13 Reasons Why presents a reasonably accurate portrayal of life for high school students. This generation will live shorter lives, enjoy fewer job opportunities and experience more debt than their parents’ generation. American teenagers today have lived every day of their lives with the US carrying out bloody military operations in some corner of the globe.

It is distressing but hardly incomprehensible that the overall suicide rate in the US has risen by 25 percent since 1999 for every age group under 75. One of the more shocking spikes has taken place among girls between the ages of 10 and 14, whose suicide rate has tripled over the last 15 years.

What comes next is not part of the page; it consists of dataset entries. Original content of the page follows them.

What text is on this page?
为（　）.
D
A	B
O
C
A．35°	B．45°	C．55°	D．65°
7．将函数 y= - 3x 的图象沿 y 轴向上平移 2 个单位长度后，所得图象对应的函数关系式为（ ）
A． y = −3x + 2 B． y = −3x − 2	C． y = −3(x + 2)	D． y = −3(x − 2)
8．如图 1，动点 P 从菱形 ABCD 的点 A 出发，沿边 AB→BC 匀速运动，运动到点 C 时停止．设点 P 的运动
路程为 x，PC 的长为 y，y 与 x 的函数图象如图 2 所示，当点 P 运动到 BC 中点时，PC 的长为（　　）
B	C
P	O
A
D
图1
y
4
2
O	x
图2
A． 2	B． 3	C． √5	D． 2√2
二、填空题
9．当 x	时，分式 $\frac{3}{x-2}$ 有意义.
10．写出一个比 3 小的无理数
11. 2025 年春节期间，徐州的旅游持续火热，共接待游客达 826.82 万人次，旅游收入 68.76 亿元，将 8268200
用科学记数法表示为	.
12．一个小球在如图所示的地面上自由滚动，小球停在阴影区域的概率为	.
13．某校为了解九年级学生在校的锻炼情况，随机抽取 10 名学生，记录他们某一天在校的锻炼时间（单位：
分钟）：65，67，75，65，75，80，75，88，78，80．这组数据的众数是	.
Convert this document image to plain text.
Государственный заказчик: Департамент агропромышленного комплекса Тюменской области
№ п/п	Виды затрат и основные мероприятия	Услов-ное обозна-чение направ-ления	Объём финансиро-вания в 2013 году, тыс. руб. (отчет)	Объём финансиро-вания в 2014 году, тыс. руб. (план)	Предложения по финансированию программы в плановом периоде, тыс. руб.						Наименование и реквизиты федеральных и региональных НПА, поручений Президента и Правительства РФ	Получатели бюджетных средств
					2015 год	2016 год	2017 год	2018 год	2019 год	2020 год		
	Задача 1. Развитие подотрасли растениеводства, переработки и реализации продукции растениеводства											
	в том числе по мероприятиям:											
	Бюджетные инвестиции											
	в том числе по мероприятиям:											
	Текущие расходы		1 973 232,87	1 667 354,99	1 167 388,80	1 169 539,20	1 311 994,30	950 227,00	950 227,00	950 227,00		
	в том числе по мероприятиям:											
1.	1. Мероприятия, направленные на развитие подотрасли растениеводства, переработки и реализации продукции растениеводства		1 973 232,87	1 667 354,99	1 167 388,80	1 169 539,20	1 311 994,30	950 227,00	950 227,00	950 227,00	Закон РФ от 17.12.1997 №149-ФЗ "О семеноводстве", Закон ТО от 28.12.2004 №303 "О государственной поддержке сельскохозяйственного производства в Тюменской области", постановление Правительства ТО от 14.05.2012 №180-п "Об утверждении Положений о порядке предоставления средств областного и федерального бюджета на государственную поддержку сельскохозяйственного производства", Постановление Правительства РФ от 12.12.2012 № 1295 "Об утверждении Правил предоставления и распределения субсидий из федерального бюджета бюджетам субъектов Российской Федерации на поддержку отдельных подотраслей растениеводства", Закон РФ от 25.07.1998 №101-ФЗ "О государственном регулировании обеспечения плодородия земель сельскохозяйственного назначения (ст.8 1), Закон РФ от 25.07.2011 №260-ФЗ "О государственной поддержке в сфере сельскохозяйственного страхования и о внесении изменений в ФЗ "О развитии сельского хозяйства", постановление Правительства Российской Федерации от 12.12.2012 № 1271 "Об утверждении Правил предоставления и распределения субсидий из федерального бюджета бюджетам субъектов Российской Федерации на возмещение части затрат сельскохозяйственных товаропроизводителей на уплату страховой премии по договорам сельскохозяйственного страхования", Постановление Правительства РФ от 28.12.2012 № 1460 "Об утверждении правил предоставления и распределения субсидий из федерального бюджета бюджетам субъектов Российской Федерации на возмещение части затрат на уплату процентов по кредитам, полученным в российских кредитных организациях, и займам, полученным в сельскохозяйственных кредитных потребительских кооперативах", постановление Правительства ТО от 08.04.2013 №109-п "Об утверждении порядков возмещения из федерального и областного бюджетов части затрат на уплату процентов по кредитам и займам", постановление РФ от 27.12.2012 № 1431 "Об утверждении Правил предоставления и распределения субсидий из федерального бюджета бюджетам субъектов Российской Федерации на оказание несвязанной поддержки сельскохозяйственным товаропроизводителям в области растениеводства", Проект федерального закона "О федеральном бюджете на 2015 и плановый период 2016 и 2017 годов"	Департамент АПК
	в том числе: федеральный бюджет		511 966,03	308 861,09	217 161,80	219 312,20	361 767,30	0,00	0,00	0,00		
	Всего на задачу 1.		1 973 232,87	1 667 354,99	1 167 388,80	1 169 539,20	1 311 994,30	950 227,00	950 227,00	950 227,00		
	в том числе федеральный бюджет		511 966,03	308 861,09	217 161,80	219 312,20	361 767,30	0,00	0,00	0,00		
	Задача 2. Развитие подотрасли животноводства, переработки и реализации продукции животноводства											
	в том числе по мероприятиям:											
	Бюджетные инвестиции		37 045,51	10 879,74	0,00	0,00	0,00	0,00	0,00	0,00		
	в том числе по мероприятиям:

The series is limited in its social critique, but there is a definite acknowledgment of forces greater than the characters’ immediate circumstances. At one point, Hannah’s parents consider using her college savings to pay the bills for their struggling small business, which has been unable to compete with the new corporate “megaplex.” Another scene shows the school system failing to help Hannah during a last-ditch visit to the guidance counselor. In a secondary strand of the drama, school officials are preoccupied with covering up any wrongdoing in Hannah’s death for fear of a lawsuit and loss of funding.

The show’s makers seem themselves at a loss as to whom to blame. There is a recognition that something is seriously wrong. Hints and suggestions are dropped: Economic hardship? Some misguided or perverse ideology? Failing institutions? Yet nothing concrete is said. Instead, the audience is left with the meager and futile message that we all must be nicer to one another.

A great Marxist, Leon Trotsky, once noted that, “fortunately,” even under the most dire economic conditions, only a tiny percentage of the population were driven to ending their own lives. “But peoples never resort to suicide,” he pointed out. “When their burdens are intolerable they seek a way out through revolution.”